On today, the 23rd day of my birth-month, I am so thankful for comfort and peace. I say that because today has been a lil’ rough for me as I want so badly to pick up the phone and call my grandmother. There are so many things I want to share with her, so many events in my life that would make her proud; however, in March of this year she passed away. While my soul rejoices in the knowledge that we shall meet again, my heart and my mind want so badly to hear her voice. She was one of my biggest supporters and aided in laying and cultivating my spiritual foundation. Her wisdom, at times, astounded me and her love for the Father was evident in all she was.
I am sure the Father knew I would have days like these and for that reason He strategically placed people in my life as a reminder that He is with me. Although, tears may fall, as my mind plays back memories of conversations gone by, the Holy Spirit comforts and gives an unexplainable peace. Everything in me knows that grandmother would be proud of who I am becoming in Christ Jesus, but more importantly the Father is proud that I trust Him to lead my life.
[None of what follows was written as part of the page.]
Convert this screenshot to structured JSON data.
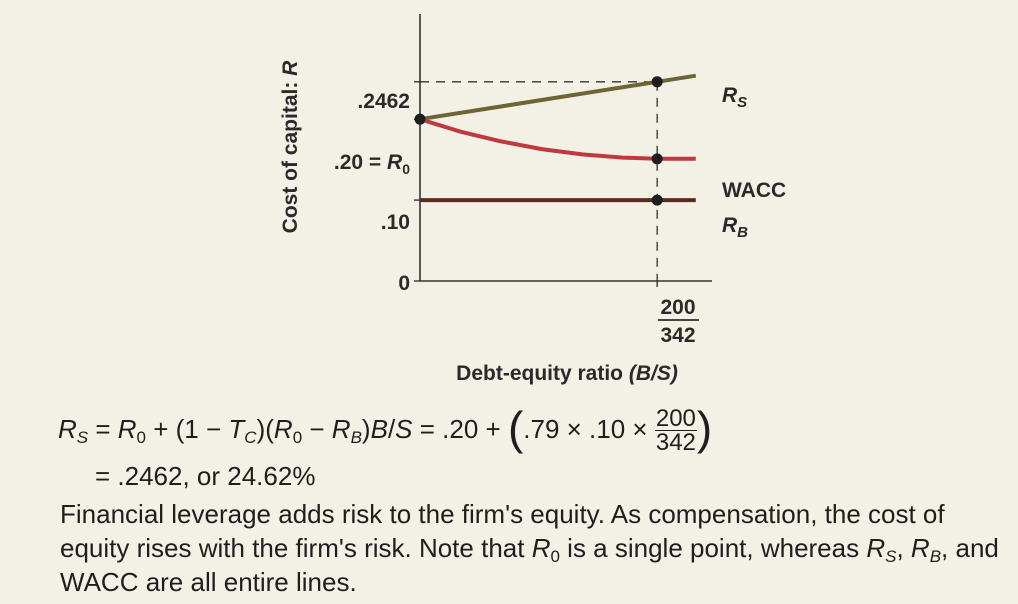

I share this with you because we all have days, days in which we long for something we don’t have (whether it is a person or a thing). On those days we have to remind ourselves that we have everything we need. I may not be able to pick up the phone and call my grandmother, as I desire, BUT I am able to call out to the Father and tell Him my heart’s desire and through the Holy Spirit, He speaks and He comforts. He even uses individuals to smile and brighten your day or say something funny which lightens your mood. He uses circumstances, events and people to bless His children. So while my heart aches, I have peace and I know the Father loves me. The Father loves me so much that He shared my grandmother with the world for 83 years and that gives me peace.
May you, too, find peace through the Father on those rough days.